The question becomes, can your computer run the new Windows Vista? Lets take a look at the requirements, straight from Microsoft:

For Home Basic:

1. 1 GHz 32-bit (x86) or 64-bit (x64) processor
2. 512 MB of system memory
3. 20 GB hard drive with at least 15 GB of available space
4. Support for DirectX 9 graphics and 32 MB of graphics memory
5. DVD-ROM drive Audio Output Internet access (fees may apply)

Windows Home Premium:

1. 1 GHz 32-bit (x86) or 64-bit (x64) processor
2. 1 GB of system memory
3. 40 GB hard drive with at least 15 GB of available space
4. DVD-ROM drive Audio Output Internet access (fees may apply)
5. Support for DirectX 9 graphics with:

  • WDDM Driver
  • 128 MB of graphics memory (minimum)
  • Pixel Shader 2.0 in hardware
  • 32 bits per pixel

So now you’re thinking, did I see Vista home basic or Vista home premium?  This is an easy quesiton to answer.  Home basic is almost never sold.  The differences between Vista home basic and Windows XP are security settings and a few other things.  It looks and feels just like XP when you use it, and no one buys Vista for anything but the look and feel.  So the version you saw at the store that looked really fancy and had cool graphics when tabbing through programs was Vista home premium.

Now that you know what you need minimally you need to decide how much above the minimum specs you need to go (don’t run Vista with a 40 Gb hard drive and a 1 Ghz processor, it’ll be way too slow).

I have two laptops, one runs windows XP, the other runs Vista.  Both have a 2 Ghz AMD processor, and both have 1 Gb of memory.  The XP machine has a graphics card that shares 64 Mb of memory, and the Vista machine has 128 Mb of shared memory for graphics.

Both are similar in specs, and both run the OS they have pretty well.  Where Vista will hurt you is on graphics.  It needs a lot of graphical performance if to show you all that cool stuff it does.  If you don’t plan on doing too much photo or video editing, and don’t play games, then a 128 card with shared memory should work fine for you.

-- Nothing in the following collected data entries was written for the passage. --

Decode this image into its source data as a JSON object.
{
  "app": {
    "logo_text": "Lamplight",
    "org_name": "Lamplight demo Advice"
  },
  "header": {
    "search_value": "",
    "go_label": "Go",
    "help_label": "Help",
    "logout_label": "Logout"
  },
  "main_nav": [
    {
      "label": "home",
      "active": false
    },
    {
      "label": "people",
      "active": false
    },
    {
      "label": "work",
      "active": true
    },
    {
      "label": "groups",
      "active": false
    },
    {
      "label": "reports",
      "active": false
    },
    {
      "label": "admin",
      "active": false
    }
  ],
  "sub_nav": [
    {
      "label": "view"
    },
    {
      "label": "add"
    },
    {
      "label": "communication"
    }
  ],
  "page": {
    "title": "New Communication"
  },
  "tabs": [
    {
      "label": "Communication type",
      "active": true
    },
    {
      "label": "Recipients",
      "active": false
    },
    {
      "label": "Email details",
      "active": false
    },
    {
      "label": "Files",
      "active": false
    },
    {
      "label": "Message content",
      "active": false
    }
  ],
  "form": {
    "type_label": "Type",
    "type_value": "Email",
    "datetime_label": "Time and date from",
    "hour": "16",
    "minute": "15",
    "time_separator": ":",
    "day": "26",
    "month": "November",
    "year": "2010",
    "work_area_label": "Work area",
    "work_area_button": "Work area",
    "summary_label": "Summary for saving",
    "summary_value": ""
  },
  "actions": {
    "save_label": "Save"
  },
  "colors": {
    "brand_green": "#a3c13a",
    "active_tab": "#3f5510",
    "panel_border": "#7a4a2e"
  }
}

I don’t have much issue with 1 Gb of total memory, but my computer really slows down if I’m doing too many things at once.  Each program you have open uses up a chunk of your memory, so the more windows you have open the more is used up.  When too much memory gets used up your computer will slow down quite a bit.  So if you really like to have a lot of different windows open you’ll want to get 2Gb or more.

If you do plan on doing a lot of graphically intense stuff you should get a dedicated graphics card with either 128 or 256 Mb of memory.

Vista eats up hard drive space pretty quick with indexes and other things.  I would recommend an 80 Gb hard drive minimum with most of it unused.

To recap, don’t upgrade if you’re right at the minimum specs for Vista home premium.  If you don’t want to do lots of graphically intense stuff you should be fine with a 128 Mb shared memory, and if you’re willing to keep the number of windows open to a few 1 Gb should be ok for total memory, otherwise you’ll need to upgrade.